А праздник уже набрал силу и к вечеру достиг такого размаха, что равнодушными оставить никого не мог, ни взрослых, ни детей. А еще целая неделя впереди…
И всю неделю гудело, колобродило село. И до того дошло, что один пьяный мужик, Чеботарев Кузьма, живший через два дома от Фили Кривого, хотел попасть в погреб за солониной, а угодил в прорубь; пока хватились, вмерзать уже начал, кое-как вытянули, пешней выдалбливали, чуть живого приволокли домой… Случилось это на пятый день масленой недели, именуемой тещиными вечерками.

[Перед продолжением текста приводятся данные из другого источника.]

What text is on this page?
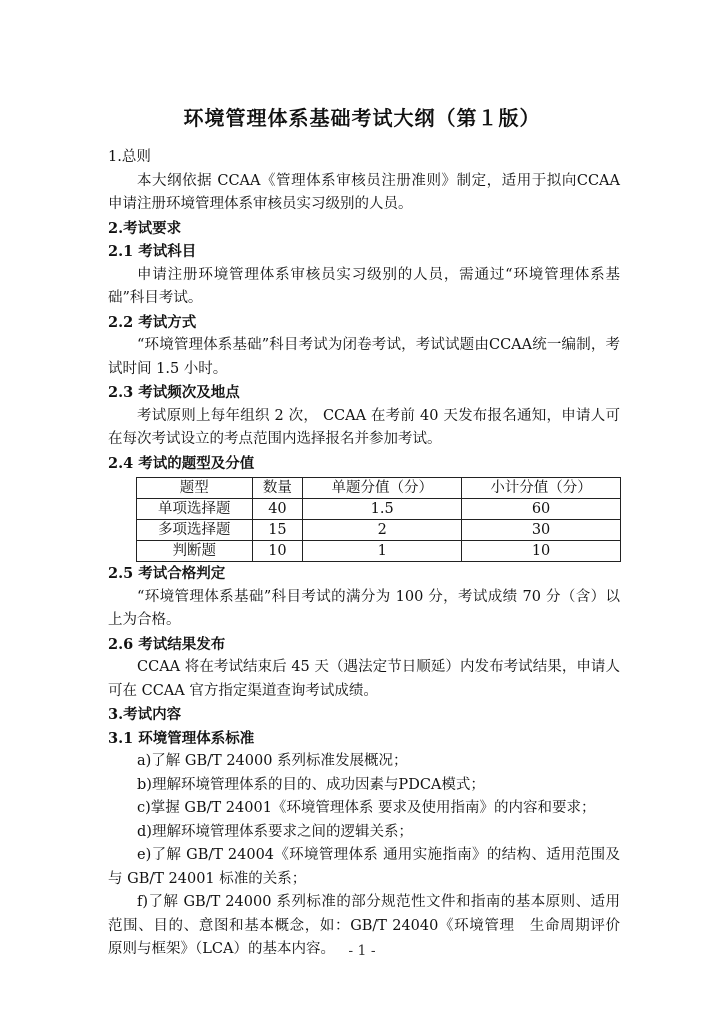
环境管理体系基础考试大纲（第１版）

1.总则

本大纲依据 CCAA《管理体系审核员注册准则》制定，适用于拟向CCAA 申请注册环境管理体系审核员实习级别的人员。

2.考试要求

2.1 考试科目

申请注册环境管理体系审核员实习级别的人员，需通过“环境管理体系基础”科目考试。

2.2 考试方式

“环境管理体系基础”科目考试为闭卷考试，考试试题由CCAA统一编制，考试时间 1.5 小时。

2.3 考试频次及地点

考试原则上每年组织 2 次， CCAA 在考前 40 天发布报名通知，申请人可在每次考试设立的考点范围内选择报名并参加考试。

2.4 考试的题型及分值

题型	数量	单题分值（分）	小计分值（分）
单项选择题	40	1.5	60
多项选择题	15	2	30
判断题	10	1	10

2.5 考试合格判定

“环境管理体系基础”科目考试的满分为 100 分，考试成绩 70 分（含）以上为合格。

2.6 考试结果发布

CCAA 将在考试结束后 45 天（遇法定节日顺延）内发布考试结果，申请人可在 CCAA 官方指定渠道查询考试成绩。

3.考试内容

3.1 环境管理体系标准

a)了解 GB/T 24000 系列标准发展概况；

b)理解环境管理体系的目的、成功因素与PDCA模式；

c)掌握 GB/T 24001《环境管理体系 要求及使用指南》的内容和要求；

d)理解环境管理体系要求之间的逻辑关系；

e)了解 GB/T 24004《环境管理体系 通用实施指南》的结构、适用范围及与 GB/T 24001 标准的关系；

f)了解 GB/T 24000 系列标准的部分规范性文件和指南的基本原则、适用范围、目的、意图和基本概念，如：GB/T 24040《环境管理　生命周期评价 原则与框架》（LCA）的基本内容。 - 1 -
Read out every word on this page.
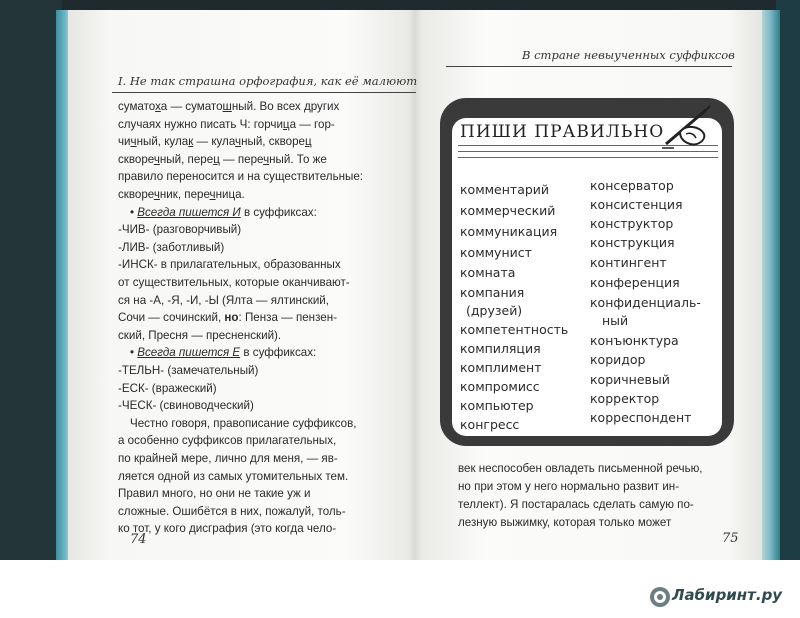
I. Не так страшна орфография, как её малюют
суматоха — суматошный. Во всех других
случаях нужно писать Ч: горчица — гор-
чичный, кулак — кулачный, скворец
скворечный, перец — перечный. То же
правило переносится и на существительные:
скворечник, перечница.
• Всегда пишется И в суффиксах:
-ЧИВ- (разговорчивый)
-ЛИВ- (заботливый)
-ИНСК- в прилагательных, образованных
от существительных, которые оканчивают-
ся на -А, -Я, -И, -Ы (Ялта — ялтинский,
Сочи — сочинский, но: Пенза — пензен-
ский, Пресня — пресненский).
• Всегда пишется Е в суффиксах:
-ТЕЛЬН- (замечательный)
-ЕСК- (вражеский)
-ЧЕСК- (свиноводческий)
Честно говоря, правописание суффиксов,
а особенно суффиксов прилагательных,
по крайней мере, лично для меня, — яв-
ляется одной из самых утомительных тем.
Правил много, но они не такие уж и
сложные. Ошибётся в них, пожалуй, толь-
ко тот, у кого дисграфия (это когда чело-
74
В стране невыученных суффиксов
ПИШИ ПРАВИЛЬНО
комментарий
коммерческий
коммуникация
коммунист
комната
компания
(друзей)
компетентность
компиляция
комплимент
компромисс
компьютер
конгресс
консерватор
консистенция
конструктор
конструкция
контингент
конференция
конфиденциаль-
ный
конъюнктура
коридор
коричневый
корректор
корреспондент
век неспособен овладеть письменной речью,
но при этом у него нормально развит ин-
теллект). Я постаралась сделать самую по-
лезную выжимку, которая только может
75
Лабиринт.ру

А еще раньше, в день заигрышей, во вторник, произошло дело и вовсе курьезное: развеселившиеся чистореченские молодайки вечером, потемну, то ли спьяну не разглядев, то ли нарочно подкараулив, свалили отца Илариона в сугроб и ну мять, катать, снегу насыпали во все доступные и недоступные места. Батюшка только кряхтел, стонал и ругался на чем свет стоит: «Дьяволицы… кобылы необъезженные! Руки-то как у вас поднялись… святого сана не пощадили, бесстыжие. Эпитимью наложу на вас, вот ужо погодите… эпитимью!..»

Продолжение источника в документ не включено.